WHO declined to comment on Taiwan’s accusation, telling the Financial Times it holds “frank and open discussions on sometimes sensitive issues” with countries and in order to maintain trust it needs to “respect the confidentiality of such communications.”
Taiwan has had a model response to the coronavirus crisis. Despite being situated just 140 miles off the Chinese coast, Taiwan has had only 135 confirmed cases of the virus and two deaths, according to John Hopkins University.
However, Taiwan has become largely locked out of international institutions as communist China’s influence around the world has grown.

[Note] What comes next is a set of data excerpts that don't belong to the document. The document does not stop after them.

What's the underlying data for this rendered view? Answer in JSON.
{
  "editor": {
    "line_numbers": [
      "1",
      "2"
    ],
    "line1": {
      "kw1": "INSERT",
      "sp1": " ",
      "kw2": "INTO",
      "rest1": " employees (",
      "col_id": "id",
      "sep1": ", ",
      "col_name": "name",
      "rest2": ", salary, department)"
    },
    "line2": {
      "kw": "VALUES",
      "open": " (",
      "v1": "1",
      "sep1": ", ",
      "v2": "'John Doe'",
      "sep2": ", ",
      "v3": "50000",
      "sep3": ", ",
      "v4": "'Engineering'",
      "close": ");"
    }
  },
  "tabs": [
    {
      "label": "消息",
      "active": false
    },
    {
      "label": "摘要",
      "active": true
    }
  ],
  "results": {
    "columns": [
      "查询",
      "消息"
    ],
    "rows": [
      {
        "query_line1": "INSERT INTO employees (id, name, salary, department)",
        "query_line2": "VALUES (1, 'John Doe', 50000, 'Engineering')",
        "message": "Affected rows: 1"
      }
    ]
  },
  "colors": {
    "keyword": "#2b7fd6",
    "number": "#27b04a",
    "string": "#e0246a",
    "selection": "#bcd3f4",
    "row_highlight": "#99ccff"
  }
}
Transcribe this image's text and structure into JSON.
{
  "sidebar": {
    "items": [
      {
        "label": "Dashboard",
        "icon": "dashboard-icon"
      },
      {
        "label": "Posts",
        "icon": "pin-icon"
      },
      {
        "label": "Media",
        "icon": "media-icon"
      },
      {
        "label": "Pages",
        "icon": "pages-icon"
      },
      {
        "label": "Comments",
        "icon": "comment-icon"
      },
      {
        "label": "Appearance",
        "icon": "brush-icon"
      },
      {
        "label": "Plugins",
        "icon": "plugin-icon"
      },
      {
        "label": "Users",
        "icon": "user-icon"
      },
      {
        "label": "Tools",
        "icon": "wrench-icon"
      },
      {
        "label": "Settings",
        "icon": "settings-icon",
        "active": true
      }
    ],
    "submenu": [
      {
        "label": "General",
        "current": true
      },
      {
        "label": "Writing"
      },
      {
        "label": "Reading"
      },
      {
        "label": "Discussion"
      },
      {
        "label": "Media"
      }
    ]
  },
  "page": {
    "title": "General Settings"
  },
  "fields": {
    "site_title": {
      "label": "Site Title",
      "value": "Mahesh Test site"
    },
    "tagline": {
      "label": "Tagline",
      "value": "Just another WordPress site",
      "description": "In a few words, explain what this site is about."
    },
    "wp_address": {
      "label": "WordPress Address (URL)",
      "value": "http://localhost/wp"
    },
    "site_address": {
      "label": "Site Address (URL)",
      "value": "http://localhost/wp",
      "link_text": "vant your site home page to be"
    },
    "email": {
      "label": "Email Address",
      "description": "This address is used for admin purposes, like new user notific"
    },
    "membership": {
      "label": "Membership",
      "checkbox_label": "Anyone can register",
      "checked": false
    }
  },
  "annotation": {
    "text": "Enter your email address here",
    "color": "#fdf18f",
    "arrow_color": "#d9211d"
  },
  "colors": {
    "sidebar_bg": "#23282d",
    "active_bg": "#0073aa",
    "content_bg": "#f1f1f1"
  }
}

Taiwan was excluded from an emergency committee convened by the WHO on Jan. 21 to determine whether the coronavirus outbreak would grow into an international crisis due to Chinese pressure to keep Taiwan from participating in international organizations, according to a report by Foreign Policy.
China and Taiwan, known officially the Republic of China, officially claim mainland China as a part of their respective territories. And under China’s communist government, under its “One China Principle,” officially claims Taiwan as part of its territory.
The long-running dispute between the two nations began at the end of the Chinese Civil War in 1949, when Chinese Nationalist leader Chaing Kai-Shek fled to Taiwan, opening the door for Chinese communists to wrest control of the mainland.
WHO did not immediately respond to the Daily Caller News Foundation’s request for comment.